AI trained on biased human data amplifies the bias
Next, we used a CNN7 to classify each array of faces into more happy or more sad. As detailed below, the CNN amplified the classification bias observed in the human participants (see Methods for further details of the model).
First, to test the accuracy of the model, we trained it on the 5,000 arrays that were presented to the participants in level 1 (5,000 arrays = 50 participants × 100 arrays), with class labels based on the objective ranking scores of the arrays (that is, not the human labels). The model was then evaluated on a 300 out-of-sample test set and showed a classification accuracy of 96%, suggesting that it was highly accurate and did not show a bias if trained on non-biased data (see Table 1). Next, we trained the model on class labels defined based on the human classification (5,000 samples of arrays; Fig. 1a) and evaluated it on 300 arrays in an out-of-sample test set. The model classified the average emotion as more sad in 65.33% of the cases, despite only 50% of the arrays being more sad. This number was significantly greater than would be expected by chance (permutation test against 50%: P < 0.001; 95% CImore sad = 0.60 to 0.71; blue circle in Fig. 1e) and significantly greater than the bias observed in the human data (level 1), which was only 53% (permutation test: P < 0.001; d = 1.33; 95% CI = 0.09 to 0.14; Fig. 1e). In other words, the AI algorithm greatly amplified the human bias embedded in the data it was trained on. Similar results were obtained for CNNs with different architectures, including ResNet50 (ref. 47; see Supplementary Results).
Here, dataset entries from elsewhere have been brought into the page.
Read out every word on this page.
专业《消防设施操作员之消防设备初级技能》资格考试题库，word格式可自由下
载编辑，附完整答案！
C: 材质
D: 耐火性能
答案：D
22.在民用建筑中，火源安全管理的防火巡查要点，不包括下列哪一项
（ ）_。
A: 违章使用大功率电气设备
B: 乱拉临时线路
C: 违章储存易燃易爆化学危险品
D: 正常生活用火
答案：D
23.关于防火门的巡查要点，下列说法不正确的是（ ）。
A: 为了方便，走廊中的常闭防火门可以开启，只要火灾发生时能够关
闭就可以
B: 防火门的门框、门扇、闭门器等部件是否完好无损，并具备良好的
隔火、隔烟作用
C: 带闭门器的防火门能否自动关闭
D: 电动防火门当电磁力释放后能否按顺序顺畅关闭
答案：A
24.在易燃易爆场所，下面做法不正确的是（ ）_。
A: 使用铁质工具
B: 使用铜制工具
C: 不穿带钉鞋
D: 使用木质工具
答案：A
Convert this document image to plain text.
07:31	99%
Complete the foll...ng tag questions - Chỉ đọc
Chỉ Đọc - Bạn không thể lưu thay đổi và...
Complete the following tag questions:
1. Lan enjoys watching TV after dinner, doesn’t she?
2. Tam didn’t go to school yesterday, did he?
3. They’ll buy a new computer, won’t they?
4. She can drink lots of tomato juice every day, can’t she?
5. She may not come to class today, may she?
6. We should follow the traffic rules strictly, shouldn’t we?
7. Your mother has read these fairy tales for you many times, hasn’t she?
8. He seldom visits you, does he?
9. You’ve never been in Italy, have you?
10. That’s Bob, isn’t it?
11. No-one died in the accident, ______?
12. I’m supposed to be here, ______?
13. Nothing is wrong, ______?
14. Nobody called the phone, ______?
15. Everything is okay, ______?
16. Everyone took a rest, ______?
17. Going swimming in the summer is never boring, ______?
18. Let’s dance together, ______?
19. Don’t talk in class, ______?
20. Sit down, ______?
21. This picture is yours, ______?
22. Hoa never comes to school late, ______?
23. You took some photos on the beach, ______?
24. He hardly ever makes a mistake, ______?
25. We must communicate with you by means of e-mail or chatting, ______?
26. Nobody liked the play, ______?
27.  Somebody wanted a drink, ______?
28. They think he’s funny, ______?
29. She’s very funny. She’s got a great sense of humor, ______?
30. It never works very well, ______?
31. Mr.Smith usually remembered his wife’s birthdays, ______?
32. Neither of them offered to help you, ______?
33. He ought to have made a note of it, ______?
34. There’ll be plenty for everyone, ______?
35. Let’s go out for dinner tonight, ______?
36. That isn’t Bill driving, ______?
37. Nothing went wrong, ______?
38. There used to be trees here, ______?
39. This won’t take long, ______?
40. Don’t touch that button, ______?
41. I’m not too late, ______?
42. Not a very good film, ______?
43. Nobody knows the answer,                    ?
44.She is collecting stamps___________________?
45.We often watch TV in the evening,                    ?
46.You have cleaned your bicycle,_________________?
A possible reason for the bias amplification of the AI is that it exploits biases in the data to improve its prediction accuracy. This should happen more when the data are noisy or inconsistent. To test this hypothesis, we retrained the model with two new sets of labels. First, we used non-noisy labels (that is, based on the objective ranking scores of the arrays), but induced a minor bias by switching 3% of the labels. Thus, 53% of the labels were classified as more sad. Second, we used very noisy labels (random labels), in which we also induced a 3% bias. If the bias amplification were due to noise, the bias of the latter model should be higher than that of the former. The results confirmed this hypothesis (Table 1): the average bias of the model trained on the accurate labels with a minor bias was exactly 3%, whereas the average bias of the model trained on the random labels with a bias of 3% was 50% (that is, the model classified 100% of arrays as more sad). These results indicate that the bias amplification of the CNN model is related to the noise in the data.
Interaction with biased AI increases human bias
Next, we set out to examine whether interacting with the biased AI algorithm would alter human judgements (Fig. 1a; level 3). To this end, we first measured participants’ baseline performance on the emotion aggregation task for 150 trials, so that we could compare their judgements after interacting with the AI versus before. As in level 1, we found that participants had a small bias at first (Mblock 1 = 52.23%), which decreased in subsequent blocks, (Mblocks 2–5 = 49.23%; permutation test testing the first block against the rest of the blocks: P = 0.03; d = 0.31; 95% CI = 0.01 to 0.06). The next question was whether interacting with AI would cause the bias to reappear in humans and perhaps even increase.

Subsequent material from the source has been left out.